I am performing analyses with observational data where treatment assignment is not at random. To avoid selection bias a common approach is to use inverse probability weights (IPW) in order to balance the groups. Weights *w* are calculated using `w=(1 - d) + d*(e/(1 - e))`

, where *e* is the propensity score (PS) of receiving the treatment derived from the fitted values of a parametric `glm`

model on a set of covariates *X*, and *d* equals *1* for the treated and *0* for the control.

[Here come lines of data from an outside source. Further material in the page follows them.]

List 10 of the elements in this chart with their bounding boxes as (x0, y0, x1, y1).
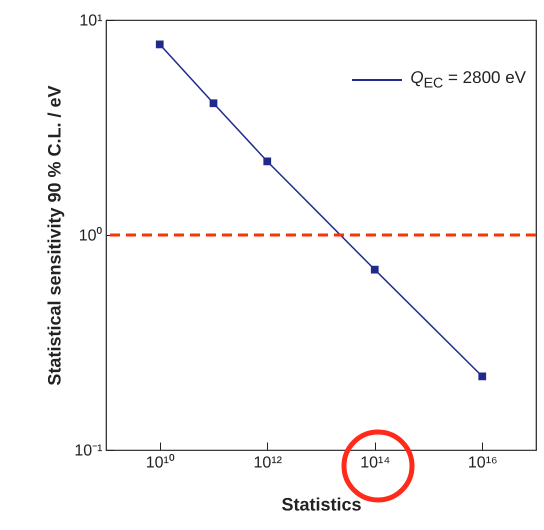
x-axis-title: Statistics (281, 494, 362, 514)
x-tick-label: 10¹⁰ (146, 454, 175, 472)
legend-label: Q$_{EC}$ = 2800 eV (410, 68, 526, 92)
y-axis-title: Statistical sensitivity 90 % C.L. / eV (44, 85, 64, 386)
y-tick-label: 10⁻¹ (74, 442, 102, 460)
x-tick-label: 10¹⁶ (468, 454, 498, 472)
y-tick-label: 10⁰ (78, 226, 102, 244)
x-tick-label: 10¹² (254, 454, 283, 472)
y-tick-label: 10¹ (79, 12, 102, 30)
x-tick-label: 10¹⁴ (360, 454, 390, 472)
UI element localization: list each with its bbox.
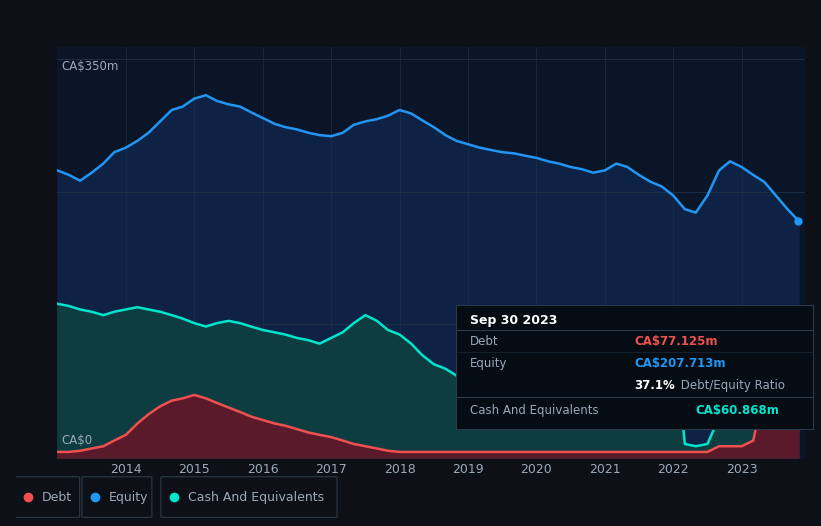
Text: Equity: Equity [109,491,149,503]
Text: Cash And Equivalents: Cash And Equivalents [188,491,324,503]
Text: Equity: Equity [470,357,507,370]
Text: Debt: Debt [470,335,498,348]
Text: Cash And Equivalents: Cash And Equivalents [470,404,599,417]
Text: 37.1%: 37.1% [635,379,675,392]
Text: CA$0: CA$0 [62,434,92,447]
Text: CA$60.868m: CA$60.868m [695,404,779,417]
Text: Sep 30 2023: Sep 30 2023 [470,313,557,327]
Text: CA$77.125m: CA$77.125m [635,335,718,348]
Text: Debt/Equity Ratio: Debt/Equity Ratio [677,379,785,392]
Text: Debt: Debt [41,491,71,503]
Text: CA$207.713m: CA$207.713m [635,357,726,370]
Text: CA$350m: CA$350m [62,59,118,73]
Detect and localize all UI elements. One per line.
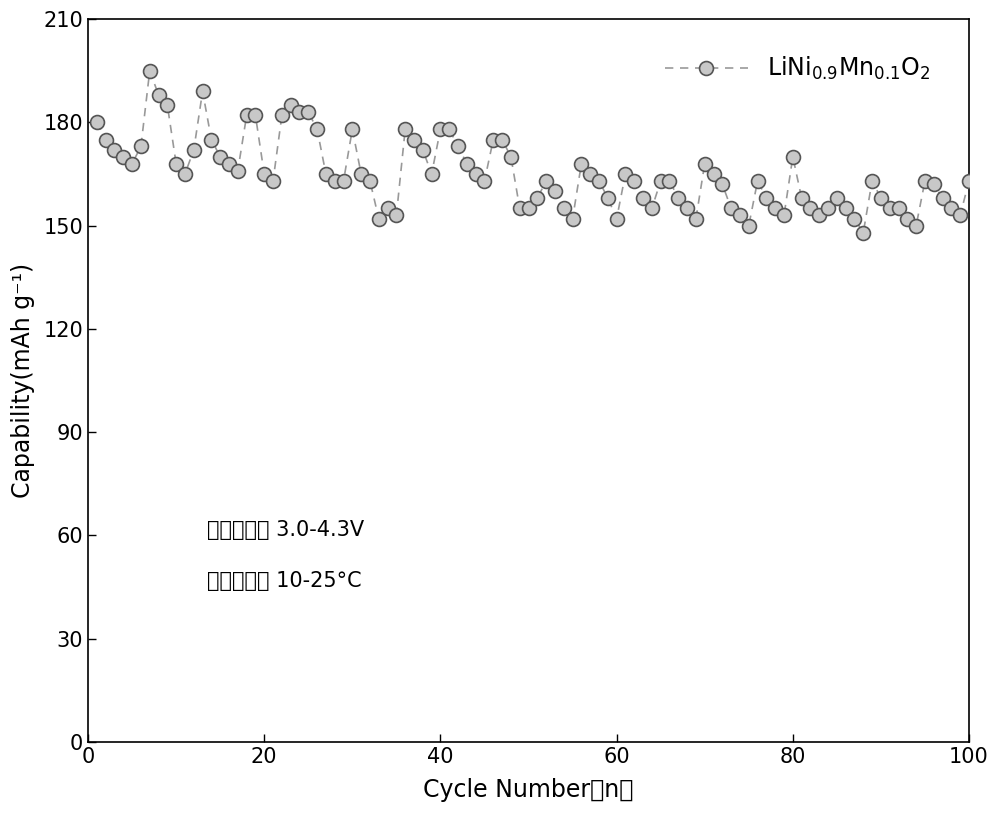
LiNi$_{0.9}$Mn$_{0.1}$O$_2$: [910, 221, 922, 231]
LiNi$_{0.9}$Mn$_{0.1}$O$_2$: [619, 169, 631, 179]
Text: 测试电压： 3.0-4.3V: 测试电压： 3.0-4.3V: [207, 520, 364, 540]
Line: LiNi$_{0.9}$Mn$_{0.1}$O$_2$: LiNi$_{0.9}$Mn$_{0.1}$O$_2$: [90, 63, 976, 240]
Text: 测试温度： 10-25°C: 测试温度： 10-25°C: [207, 571, 362, 590]
LiNi$_{0.9}$Mn$_{0.1}$O$_2$: [857, 228, 869, 237]
LiNi$_{0.9}$Mn$_{0.1}$O$_2$: [549, 186, 561, 196]
Y-axis label: Capability(mAh g⁻¹): Capability(mAh g⁻¹): [11, 263, 35, 498]
LiNi$_{0.9}$Mn$_{0.1}$O$_2$: [267, 176, 279, 185]
LiNi$_{0.9}$Mn$_{0.1}$O$_2$: [302, 107, 314, 117]
X-axis label: Cycle Number（n）: Cycle Number（n）: [423, 778, 634, 802]
LiNi$_{0.9}$Mn$_{0.1}$O$_2$: [937, 193, 949, 203]
LiNi$_{0.9}$Mn$_{0.1}$O$_2$: [91, 118, 103, 128]
LiNi$_{0.9}$Mn$_{0.1}$O$_2$: [144, 66, 156, 76]
Legend: LiNi$_{0.9}$Mn$_{0.1}$O$_2$: LiNi$_{0.9}$Mn$_{0.1}$O$_2$: [656, 46, 940, 91]
LiNi$_{0.9}$Mn$_{0.1}$O$_2$: [963, 176, 975, 185]
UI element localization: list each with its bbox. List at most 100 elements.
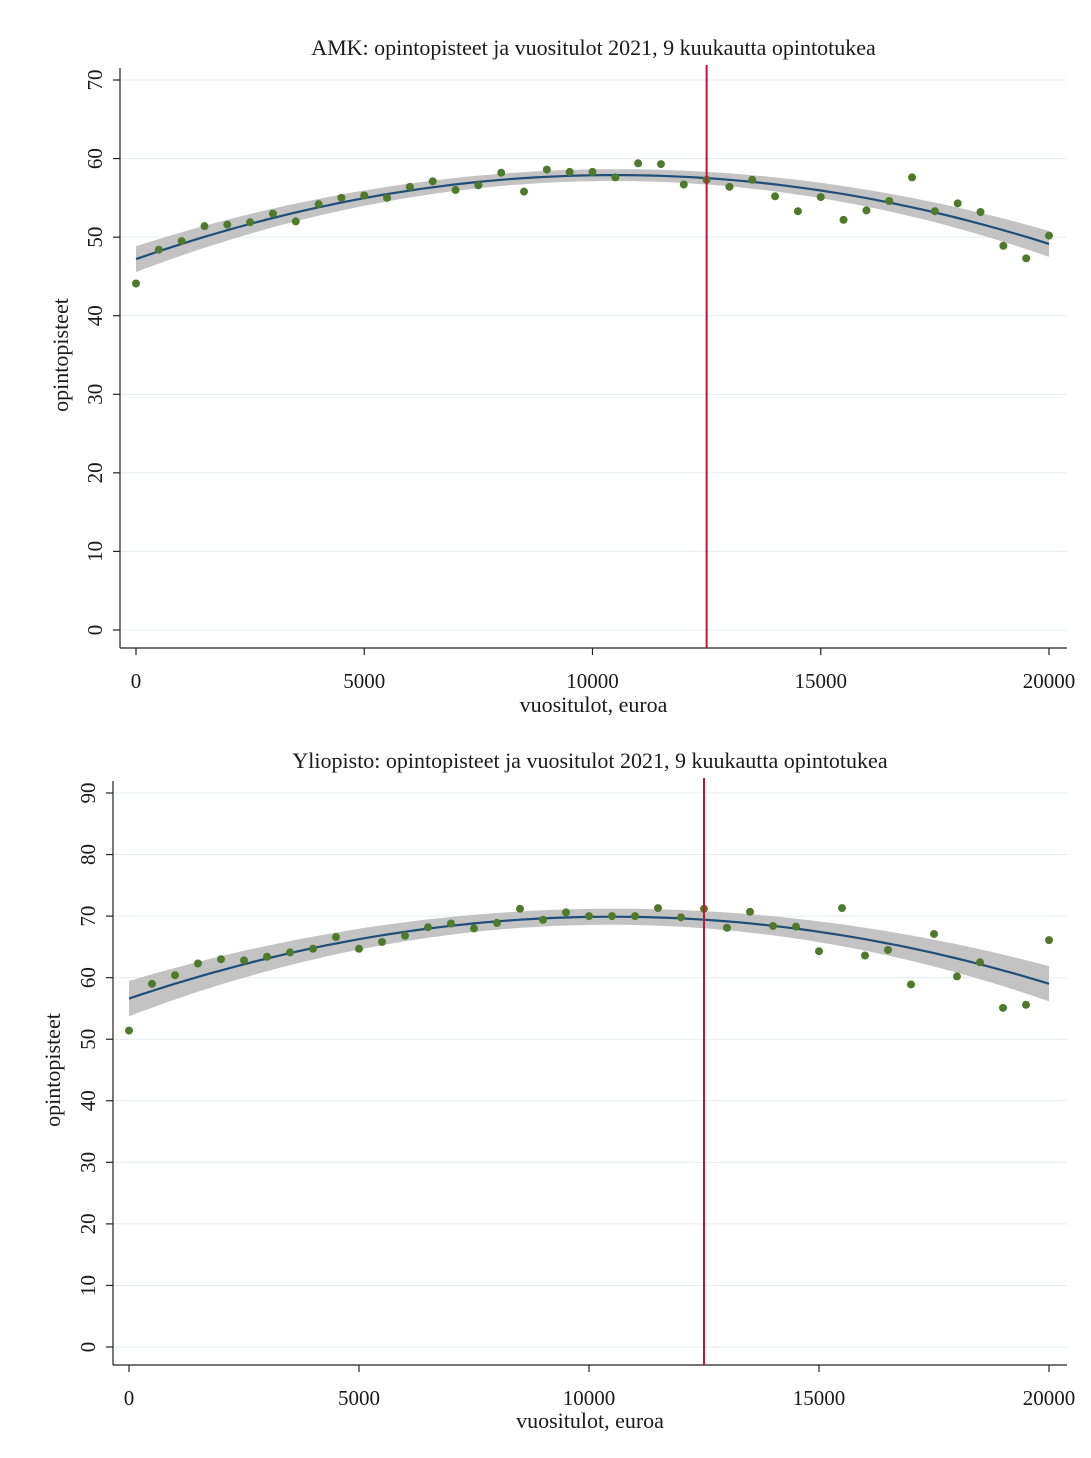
data-point — [1022, 254, 1031, 263]
data-point — [200, 222, 209, 231]
x-axis-label: vuositulot, euroa — [520, 692, 668, 717]
data-point — [148, 979, 156, 988]
data-point — [816, 193, 825, 202]
x-axis-label: vuositulot, euroa — [516, 1408, 664, 1433]
x-tick-label: 10000 — [563, 1386, 616, 1410]
data-point — [286, 948, 294, 957]
data-point — [884, 945, 892, 954]
x-tick-label: 5000 — [338, 1386, 380, 1410]
y-tick-label: 70 — [76, 906, 100, 927]
data-point — [378, 937, 386, 946]
data-point — [999, 241, 1008, 250]
data-point — [999, 1003, 1007, 1012]
data-point — [405, 182, 414, 191]
data-point — [976, 208, 985, 216]
data-point — [360, 191, 369, 200]
data-point — [588, 167, 597, 176]
x-tick-label: 10000 — [566, 669, 619, 693]
x-tick-label: 20000 — [1023, 669, 1076, 693]
data-point — [565, 167, 574, 176]
data-point — [451, 186, 460, 194]
data-point — [677, 913, 685, 922]
data-point — [907, 980, 915, 989]
data-point — [263, 952, 271, 961]
confidence-band — [129, 908, 1049, 1017]
data-point — [793, 207, 802, 216]
data-point — [424, 923, 432, 932]
data-point — [154, 245, 163, 254]
data-point — [654, 904, 662, 913]
data-point — [516, 904, 524, 913]
data-point — [608, 912, 616, 921]
data-point — [930, 929, 938, 938]
chart-panel-yliopisto: 0 10 20 30 40 50 60 70 80 90 0 5000 10000 15000 20000 Y… — [0, 720, 1091, 1458]
data-point — [976, 958, 984, 967]
x-tick-label: 20000 — [1023, 1386, 1076, 1410]
data-point — [611, 173, 620, 182]
y-tick-label: 0 — [76, 1342, 100, 1353]
data-point — [634, 159, 643, 168]
data-point — [332, 933, 340, 942]
data-point — [562, 908, 570, 917]
data-point — [861, 951, 869, 960]
data-point — [132, 279, 140, 288]
x-tick-label: 15000 — [793, 1386, 846, 1410]
data-point — [1045, 231, 1053, 240]
data-point — [497, 168, 506, 177]
data-point — [268, 209, 277, 218]
data-point — [171, 971, 179, 980]
data-point — [474, 181, 483, 190]
x-tick-label: 0 — [124, 1386, 135, 1410]
data-point — [240, 956, 248, 965]
y-tick-label: 30 — [76, 1152, 100, 1173]
data-point — [656, 160, 665, 169]
y-tick-label: 10 — [76, 1275, 100, 1296]
data-point — [725, 182, 734, 191]
data-point — [194, 959, 202, 968]
data-point — [337, 193, 346, 202]
data-point — [771, 192, 780, 201]
data-point — [177, 237, 186, 246]
data-point — [539, 915, 547, 924]
y-tick-label: 60 — [83, 148, 107, 169]
y-tick-label: 70 — [83, 70, 107, 91]
data-point — [125, 1026, 133, 1035]
data-point — [1045, 936, 1053, 945]
data-point — [291, 217, 300, 226]
y-tick-label: 0 — [83, 625, 107, 636]
data-point — [839, 215, 848, 224]
data-point — [428, 177, 437, 186]
data-point — [309, 944, 317, 953]
data-point — [314, 200, 323, 209]
data-point — [585, 912, 593, 921]
data-point — [748, 175, 757, 184]
x-tick-label: 15000 — [795, 669, 848, 693]
chart-title: AMK: opintopisteet ja vuositulot 2021, 9… — [311, 35, 876, 60]
y-tick-label: 40 — [83, 305, 107, 326]
y-tick-label: 40 — [76, 1090, 100, 1111]
y-tick-label: 30 — [83, 384, 107, 405]
chart-group: 0 10 20 30 40 50 60 70 80 90 0 5000 10000 15000 20000 Y… — [40, 748, 1075, 1433]
y-tick-label: 20 — [76, 1213, 100, 1234]
data-point — [769, 921, 777, 930]
chart-panel-amk: 0 10 20 30 40 50 60 70 0 5000 10000 15000 20000 AMK: … — [0, 0, 1091, 720]
data-point — [542, 165, 551, 174]
data-point — [355, 944, 363, 953]
y-tick-label: 60 — [76, 967, 100, 988]
data-point — [885, 197, 894, 205]
data-point — [930, 207, 939, 216]
y-tick-label: 90 — [76, 783, 100, 804]
data-point — [401, 931, 409, 940]
data-point — [862, 206, 871, 215]
data-point — [383, 193, 392, 202]
y-tick-label: 80 — [76, 844, 100, 865]
y-axis-label: opintopisteet — [48, 298, 73, 412]
chart-group: 0 10 20 30 40 50 60 70 0 5000 10000 15000 20000 AMK: … — [48, 35, 1075, 717]
data-point — [953, 972, 961, 981]
data-point — [246, 218, 255, 227]
data-point — [815, 947, 823, 956]
y-tick-label: 10 — [83, 541, 107, 562]
y-tick-label: 50 — [83, 227, 107, 248]
data-point — [1022, 1000, 1030, 1009]
y-tick-label: 50 — [76, 1029, 100, 1050]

In a usual regression we can either use **A.** the weights, **B.** the propensity score as a covariate without weights, or **C.** just the covariates, which usually gives very similar results. Expressed in code it looks like this:

```
lm(y ~ d, weights=w) ## A. using IPW weights
lm(y ~ d + e) ## B. using PS
lm(y ~ d + X) ## C. using covariates
```

I am now aiming at applying this to mRNA analysis using a `limma/voom`

approach. I was suggested to multiply `voom`

weights with the IPW weights `w`

which seems reasonable and is basically what this post also suggests, i.e.:

```
keep <- edgeR::filterByExpr(count, design, min.count=5, min.prop=0.05)
v <- voom(count[keep,,drop=FALSE], design, weights=w)
fit <- lmFit(v, design, weights = v$weights*w) |> limma::eBayes(robust=TRUE)
```

This seems to work well. However, if I redo the analysis using method **B.**, with *e* as a covariate resp. as the design, or **C.** using the covariates *X* as the design I surprisingly get very different results using the `limma/voom`

approach.

I expected the results to be similar as they are using ordinary regression analyses, but that is not the case. More specific I get a much higher number of differential expressed genes using `w`

in method **A.** compared to the other two methods **B.** and **C.** Therefore, I am currently not sure that the whole approach is correct and without further ado is applicable to `limma/voom`

. I am aware that we test a large number of hypotheses, which might interfere with the methods differently.

I would be glad if anyone with appropriate statistical knowledge could have a look at this. My questions are, **1.** whether the shown pipeline `edgeR/voom/lmFit/eBayes`

is appropriate for my type of analysis, and **2.** why the results of methods **A.**, **B.** and **C.** might be so different using `limma/voom`

compared to results of ordinary regressions.

The goal is to gain more confidence in the results, which is achieved in ordinary regressions by comparing the results of methods **A-C**.

### Edit:

According to comments, `limma/voom`

night not be the right approach for sample weights. So **3.** which approach is better for sample weights?

Thanks,

`t(t(v$weights)*w)`

makes sense! Yes exactly, I use sample weights aka importance weights; so thanks for supporting my doubts. I didn't say theyarethe same, but A and B are usually very similar, and both should be superior to C, which is actually the point of the method. So would you suggest a pipeline different to limma's empirical Bayes variance?The potential problem isn't with empirical Bayes with the fact that the variance estimate from your method A linear model might not be meaningful. If that is a problem, then dropping the empirical Bayes won't solve it. I don't know anything about IPW so can't advise you how to implement it. I can only answer questions on limma syntax.